Mas não é. E se você acha isso, te faço um convite: exerça o seu direito de escolher outro site e pare de ler agora. O que vem a seguir, interessa apenas a quem realmente sente que alguma coisa está errada e que, independentemente da sua cor, pode e deve ajudar a mudar.

Desde que escrevi o primeiro texto sobre o assunto, meu objetivo foi usar usar este espaço e minhas redes para compartilhar uma angústia minha e de todos os profissionais e pessoas pretas desrespeitadas com tudo que está acontecendo. Mas além disso, também queria dar luz e provocar uma discussão sobre um tema que ainda segue velado dentro da comunidade cervejeira.
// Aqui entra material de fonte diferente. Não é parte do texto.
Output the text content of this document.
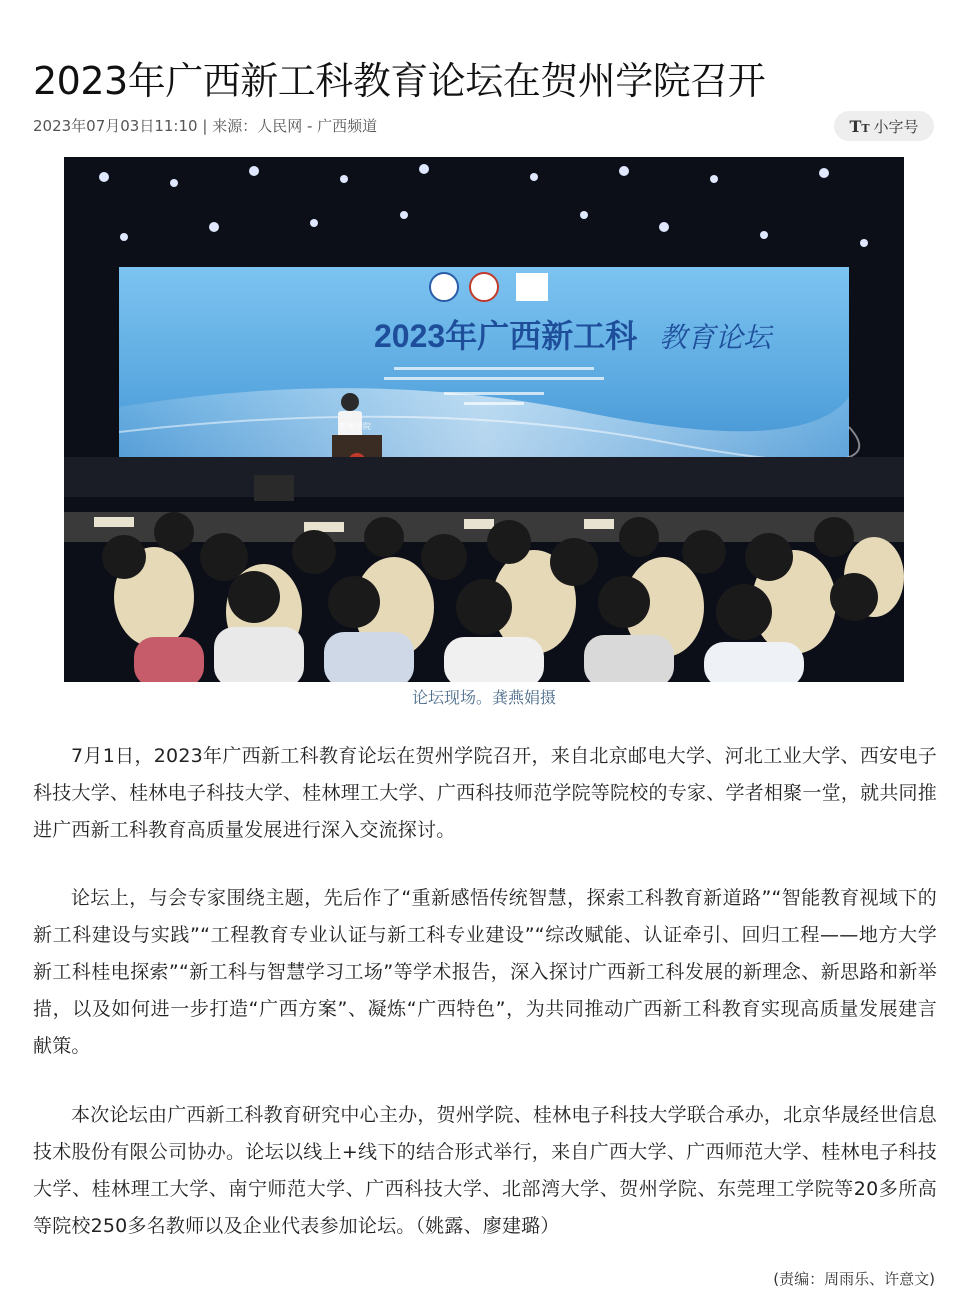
2023年广西新工科教育论坛在贺州学院召开
2023年07月03日11:10 | 来源：人民网 - 广西频道	TT 小字号
2023年广西新工科 教育论坛
贺州学院
论坛现场。龚燕娟摄

7月1日，2023年广西新工科教育论坛在贺州学院召开，来自北京邮电大学、河北工业大学、西安电子科技大学、桂林电子科技大学、桂林理工大学、广西科技师范学院等院校的专家、学者相聚一堂，就共同推进广西新工科教育高质量发展进行深入交流探讨。

论坛上，与会专家围绕主题，先后作了“重新感悟传统智慧，探索工科教育新道路”“智能教育视域下的新工科建设与实践”“工程教育专业认证与新工科专业建设”“综改赋能、认证牵引、回归工程——地方大学新工科桂电探索”“新工科与智慧学习工场”等学术报告，深入探讨广西新工科发展的新理念、新思路和新举措，以及如何进一步打造“广西方案”、凝炼“广西特色”，为共同推动广西新工科教育实现高质量发展建言献策。

本次论坛由广西新工科教育研究中心主办，贺州学院、桂林电子科技大学联合承办，北京华晟经世信息技术股份有限公司协办。论坛以线上+线下的结合形式举行，来自广西大学、广西师范大学、桂林电子科技大学、桂林理工大学、南宁师范大学、广西科技大学、北部湾大学、贺州学院、东莞理工学院等20多所高等院校250多名教师以及企业代表参加论坛。（姚露、廖建璐）

(责编：周雨乐、许意文)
O objetivo foi cumprido, mas em partes. Dentro da comunidade, consegui engajar milhares de pessoas que leram e compartilharam esses artigos. Naturalmente, outros setores foram impactados e sempre com o mesmo respeito e indignação, esses textos serviram para entender um pouco do que vem acontecendo. Outros artigos se somaram e alcançaram pessoas aqui e no mundo todo, compartilhando não apenas um texto, mas reflexões importantes sobre algo que é real e que pede providências e ações urgentes.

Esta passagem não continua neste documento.